I have heard people say we should be strong so that if there is another war we can win it, then show the world the right way to live afterward. This is old stuff, and it is poppycock. Our behavior hardly qualifies us as world leaders. Ours is one of the most conservative governments in the world today, and one of the most bumbling. We have more provincialism and bigotry and superstition and prejudice per square mile than almost any other nation. We like to think of ourselves as a young, progressive country, but, while we do have energy, we have become smug and self-satisfied.

We do have one thing — a fairly free opportunity to say what we think. Despite the Dies Committee, Harry Truman’s “loyalty tests,” and the fact that people do lose jobs for having the “wrong” politics, it is still possible to join political movements and express opinions without too much fear of going to jail. I think this is one thing that gives this country the right to survive. The people in it like to think for themselves and to be individuals, and anybody is going to have a hard time talking them out of it.

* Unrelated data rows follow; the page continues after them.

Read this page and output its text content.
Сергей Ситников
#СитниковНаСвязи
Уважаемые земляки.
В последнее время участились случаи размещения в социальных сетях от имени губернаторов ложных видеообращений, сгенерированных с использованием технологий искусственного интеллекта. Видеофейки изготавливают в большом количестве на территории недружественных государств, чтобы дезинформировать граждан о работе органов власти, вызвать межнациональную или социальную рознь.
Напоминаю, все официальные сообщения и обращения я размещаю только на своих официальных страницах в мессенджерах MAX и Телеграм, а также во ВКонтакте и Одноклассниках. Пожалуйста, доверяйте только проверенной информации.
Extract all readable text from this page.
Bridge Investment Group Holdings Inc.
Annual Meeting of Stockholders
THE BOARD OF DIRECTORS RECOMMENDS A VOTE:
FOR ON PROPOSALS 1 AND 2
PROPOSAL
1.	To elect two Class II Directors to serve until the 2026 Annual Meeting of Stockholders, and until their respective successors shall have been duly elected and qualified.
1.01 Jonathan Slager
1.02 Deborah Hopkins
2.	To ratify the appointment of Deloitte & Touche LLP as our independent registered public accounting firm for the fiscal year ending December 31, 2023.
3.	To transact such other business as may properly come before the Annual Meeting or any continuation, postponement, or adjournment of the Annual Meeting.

I don’t want to see Russia win if there is another war, because that country has proved it is capable only of replacing one kind of tyranny with another. I want my bumbling side to win, because where there is a chance for free speech and honest thinking there is always hope that somebody will figure out a way to make order out of the chaos which would result from that war. I hope it doesn’t ever come to that, but so long as the UN is hamstrung by the selfish interests of its members, I feel pretty grim about the future.

If we must become well armed and powerful again, we should agitate against the professional militarists, the imperialists, the bigots, and the little Führers in our midst; it would be a terrible thing if the strength we built up fell into their hands. And we have even more reason to raise hell about our policy of buddying up with the world’s worst characters — many of whom were recently our enemies — and lending support to oppressive regimes such as those in Greece and China. I think our way of life can bear inspection if it needs the world’s fascists for allies.

One of my pet cartoon subjects in recent months has been military versus civilian control of atomic energy. So long as we have that damn bomb, I think it is one of the most important controversies in the world. If the pro-military side wins, my pessimism about the future is going to turn into real despair. I’ve done a lot of drawings about it because I think most military people are destructive by training and by necessity and would take this force and use it to wreck everything. They would unquestionably succeed in making the United States lord and master of the globe. This would cause a lot of people to go to the trouble of bringing about a revolution to unseat us, because we would behave exactly like every other lord and master of the earth. I would rather see the thing in the hands of civilians with milder ambitions.

Sometimes I really wonder why anybody thought to ask me to come out in favor of universal military training. I don’t trust the Army, I don’t like the Army, and I even poke fun at its recruiting program. Perhaps, under all the pompous and highsounding words I have mouthed about why we should have an army, I want it around so I can draw more pictures about it.